Get Trend/Streak in Each Row of Pandas DataFrame

Get Trend/Streak in Each Row of Pandas DataFrame - python

I have a Pandas DataFrame:
df = pd.DataFrame([['A', 0.1, 2.0, 1.0, 0.5, 0.3],
['B', -0.3, -0.4, 0.1, 0.2, -1.0],
['C', 0.1, -1.0, 4.0, -3.3, 1.0],
['D', -0.1, -1.0, -4.0, -3.3, -1.0],
['E', np.nan, np.nan, np.nan, np.nan, np.nan],
['F', 4.0, np.nan, np.nan, np.nan, np.nan]
], columns=['Group', '1', '2', '3', '4', '5'])
Group 1 2 3 4 5
0 A 0.1 2.0 1.0 0.5 0.3
1 B -0.3 -0.4 0.1 0.2 -1.0
2 C 0.1 -1.0 4.0 -3.3 1.0
3 D -0.1 -1.0 -4.0 -3.3 -1.0
4 E NaN NaN NaN NaN NaN
5 F 4.0 NaN NaN NaN NaN
For each row, I'd like to return the trend/streak of either consecutive positive/negative values going from left to right. So, the final DataFrame should be:
Group 1 2 3 4 5 Streak
0 A 0.1 2.0 1.0 0.5 0.3 5
1 B -0.3 -0.4 0.1 0.2 -1.0 -2
2 C 0.1 -1.0 4.0 -3.3 1.0 1
3 D -0.1 -1.0 -4.0 -3.3 -1.0 -5
4 E NaN NaN NaN NaN NaN 0
5 F 4.0 NaN NaN NaN NaN 1
The first row has a streak of +5 because the values are all positive going from left to right.
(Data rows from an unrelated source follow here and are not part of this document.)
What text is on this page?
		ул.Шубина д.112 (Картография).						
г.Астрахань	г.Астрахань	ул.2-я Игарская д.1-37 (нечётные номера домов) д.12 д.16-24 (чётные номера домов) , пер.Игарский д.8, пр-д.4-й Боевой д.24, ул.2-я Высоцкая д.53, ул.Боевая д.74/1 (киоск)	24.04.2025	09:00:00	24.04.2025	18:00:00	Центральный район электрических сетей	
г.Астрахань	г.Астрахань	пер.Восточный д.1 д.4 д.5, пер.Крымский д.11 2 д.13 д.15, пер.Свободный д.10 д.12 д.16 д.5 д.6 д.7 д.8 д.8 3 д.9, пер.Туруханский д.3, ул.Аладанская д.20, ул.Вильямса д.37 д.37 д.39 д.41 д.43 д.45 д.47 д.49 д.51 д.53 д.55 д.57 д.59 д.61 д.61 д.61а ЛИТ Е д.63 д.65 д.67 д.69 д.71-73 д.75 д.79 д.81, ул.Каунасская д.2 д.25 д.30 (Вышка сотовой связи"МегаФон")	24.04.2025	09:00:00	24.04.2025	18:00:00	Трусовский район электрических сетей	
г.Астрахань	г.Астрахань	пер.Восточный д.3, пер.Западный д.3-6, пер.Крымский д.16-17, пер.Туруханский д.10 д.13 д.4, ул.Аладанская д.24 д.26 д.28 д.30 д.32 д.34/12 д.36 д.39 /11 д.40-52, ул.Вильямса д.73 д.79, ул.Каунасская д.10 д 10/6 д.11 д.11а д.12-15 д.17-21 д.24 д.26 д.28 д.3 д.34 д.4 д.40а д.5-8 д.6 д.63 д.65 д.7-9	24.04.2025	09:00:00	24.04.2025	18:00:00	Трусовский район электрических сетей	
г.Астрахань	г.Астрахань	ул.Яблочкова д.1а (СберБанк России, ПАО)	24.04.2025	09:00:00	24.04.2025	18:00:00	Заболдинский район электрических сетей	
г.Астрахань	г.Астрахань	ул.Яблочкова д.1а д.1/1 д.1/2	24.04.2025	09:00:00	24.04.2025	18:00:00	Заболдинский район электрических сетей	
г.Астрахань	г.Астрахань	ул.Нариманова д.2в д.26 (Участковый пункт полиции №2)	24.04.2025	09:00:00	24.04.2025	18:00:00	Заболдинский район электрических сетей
The second row has a streak of negative -2 because the first two columns have negative values and the streak ends with a positive value in column 3. The third row has a streak of +1 because the second column has an opposite sign from the first column. The fourth row is all NaN and so the streak is zero.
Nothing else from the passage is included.